There are a lot of distractions that investors have to contend with… news about interest rates on the rise; the possibility of a housing price crash; reports of a shrinking economy; the latest potential boom area (which is never where you happen to own a home or investment). With so much information, much of it conflicting, it’s easy to become distracted, even confused.
If you’re having trouble staying focused, then these six tips should help to provide some clarity:
1. Keep Your Eyes On The Prize
Every investor needs a goal to work towards. Ideally this would be expressed as a monetary sum, achieved by a time deadline. Once you’ve set your goal it will become the benchmark against which you assess potential acquisitions and disposals.
Put simply, you should buy assets (or redeploy your capital), so that you’re always trying to make the most money, in the quickest time, for the least risk, and the lowest aggravation.
If you don’t have ‘an investing prize’ in mind, it’s easy to get distracted by financial or lifestyle situations that will blow you off course.
Furthermore, when you don’t know what you want, any investment might suffice, or you might decide to hold on to an asset because you don’t know what else to invest in and thus suffer a ‘missed opportunity’ loss.
2. Say No To Noise
It’s important to be informed, but much of what’s written in the press is frankly nonsense. For instance, a few days prior to the US election there was an online article on a major news portal saying that if Trump was elected the Aussie Dollar would quickly exceed 90 US cents. A day or so later, the same site published another article saying if Trump was elected the AUD would fall below 70 US cents.
Rather than falling for a sensationalist headline, find a few people who have a track record of investing success and follow what they’re doing and saying. A tale from the trenches is much more helpful than a rumour from the wires.
3. Measure Up
The best indicator of your asset’s performance is, strangely enough, your asset’s performance! All too often folks are glued to the news when they should be monitoring and measuring how their assets are performing.
Crunching the numbers once a year at tax time is not enough. At a minimum, you should be receiving quarterly reports, and you should be comparing actual against expectation and taking remedial action as needed so you’re always maximising your money.
4. Plan Ahead
Do you have an investing plan for 2017 – something written out that quantifies what you want from your investments and why? If not, why not?

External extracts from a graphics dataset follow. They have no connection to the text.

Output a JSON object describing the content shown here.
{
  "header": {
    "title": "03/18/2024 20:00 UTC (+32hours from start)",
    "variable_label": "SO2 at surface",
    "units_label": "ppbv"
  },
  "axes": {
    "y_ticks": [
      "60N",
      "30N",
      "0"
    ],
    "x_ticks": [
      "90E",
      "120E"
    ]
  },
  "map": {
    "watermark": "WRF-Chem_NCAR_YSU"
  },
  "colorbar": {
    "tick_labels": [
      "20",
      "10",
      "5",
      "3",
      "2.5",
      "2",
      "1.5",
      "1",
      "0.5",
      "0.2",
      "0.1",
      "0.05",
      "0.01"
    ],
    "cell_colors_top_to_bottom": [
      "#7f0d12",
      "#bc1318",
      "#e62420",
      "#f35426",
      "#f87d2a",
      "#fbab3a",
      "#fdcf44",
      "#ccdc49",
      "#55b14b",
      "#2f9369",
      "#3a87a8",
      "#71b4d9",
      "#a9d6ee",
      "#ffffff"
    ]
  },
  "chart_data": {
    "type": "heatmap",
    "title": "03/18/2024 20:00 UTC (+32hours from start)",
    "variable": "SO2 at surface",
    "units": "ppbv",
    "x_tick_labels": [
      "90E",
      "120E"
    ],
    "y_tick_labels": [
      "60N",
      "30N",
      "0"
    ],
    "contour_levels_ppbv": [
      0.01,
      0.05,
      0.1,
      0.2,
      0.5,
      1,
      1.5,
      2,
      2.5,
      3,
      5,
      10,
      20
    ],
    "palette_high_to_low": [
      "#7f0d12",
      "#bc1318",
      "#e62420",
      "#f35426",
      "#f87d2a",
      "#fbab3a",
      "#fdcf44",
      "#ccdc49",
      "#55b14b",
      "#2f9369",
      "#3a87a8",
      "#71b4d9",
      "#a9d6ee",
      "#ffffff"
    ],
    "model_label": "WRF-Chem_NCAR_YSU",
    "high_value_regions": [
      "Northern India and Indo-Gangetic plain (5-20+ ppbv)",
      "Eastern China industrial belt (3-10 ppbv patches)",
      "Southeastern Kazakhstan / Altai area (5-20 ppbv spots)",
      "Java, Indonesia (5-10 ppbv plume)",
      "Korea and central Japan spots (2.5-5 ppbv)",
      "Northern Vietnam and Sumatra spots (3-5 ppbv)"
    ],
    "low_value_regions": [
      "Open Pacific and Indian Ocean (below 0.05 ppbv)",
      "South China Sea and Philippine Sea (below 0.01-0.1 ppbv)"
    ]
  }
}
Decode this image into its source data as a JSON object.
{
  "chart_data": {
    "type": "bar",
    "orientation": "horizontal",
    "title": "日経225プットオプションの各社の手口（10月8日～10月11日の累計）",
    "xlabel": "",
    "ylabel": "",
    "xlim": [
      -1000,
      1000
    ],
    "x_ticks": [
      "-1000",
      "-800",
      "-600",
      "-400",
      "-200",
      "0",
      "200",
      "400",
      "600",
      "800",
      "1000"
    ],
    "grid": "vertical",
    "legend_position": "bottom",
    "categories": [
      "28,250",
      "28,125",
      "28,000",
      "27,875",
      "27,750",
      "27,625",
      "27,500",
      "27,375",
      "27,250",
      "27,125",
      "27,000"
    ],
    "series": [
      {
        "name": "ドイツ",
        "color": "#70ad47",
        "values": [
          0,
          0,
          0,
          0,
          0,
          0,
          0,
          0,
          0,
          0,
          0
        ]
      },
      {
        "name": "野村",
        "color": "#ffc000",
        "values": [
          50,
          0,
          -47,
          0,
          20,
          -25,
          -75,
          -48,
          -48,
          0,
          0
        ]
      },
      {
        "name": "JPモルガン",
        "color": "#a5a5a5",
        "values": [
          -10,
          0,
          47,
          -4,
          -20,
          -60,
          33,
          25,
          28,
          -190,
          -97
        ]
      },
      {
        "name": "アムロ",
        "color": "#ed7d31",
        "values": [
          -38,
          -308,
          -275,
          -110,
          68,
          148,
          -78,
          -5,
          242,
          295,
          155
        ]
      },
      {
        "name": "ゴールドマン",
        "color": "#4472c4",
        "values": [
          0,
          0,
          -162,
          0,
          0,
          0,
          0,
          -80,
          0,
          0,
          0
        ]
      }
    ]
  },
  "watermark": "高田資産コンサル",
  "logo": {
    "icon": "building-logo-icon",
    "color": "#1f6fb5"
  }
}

Isn’t your financial future important enough for you to want to make a plan rather than winging it?
You don’t need a 10-page business plan (although you could!). A few pages expressing your investing purpose and some performance benchmarking for your portfolio overall and each asset individually is sufficient as a starting point (and a lot more than most ever bother doing).
5. Seek Help!
2017 could be your best year ever, if only you could find a way to overcome your fears, doubts and insecurities. If you’ve got a problem, find someone who might have a solution and ask for their help! You’ll find you’ll be able to run faster if you don’t have to jump unnecessary self-imposed hurdles.
6. Help Someone Else
One of the best ways to learn is to teach someone else. Find a protégé and invest some time and effort improving their lot in life, leaving them feeling touched, moved and/or inspired. You’ll find you’ll be more blessed giving than receiving.
2016 hasn’t ended yet, so spend the remaining few weeks planning, preparing and establishing the best possible platform for unprecedented success in 2017.
You won’t outperform by leaving things to chance!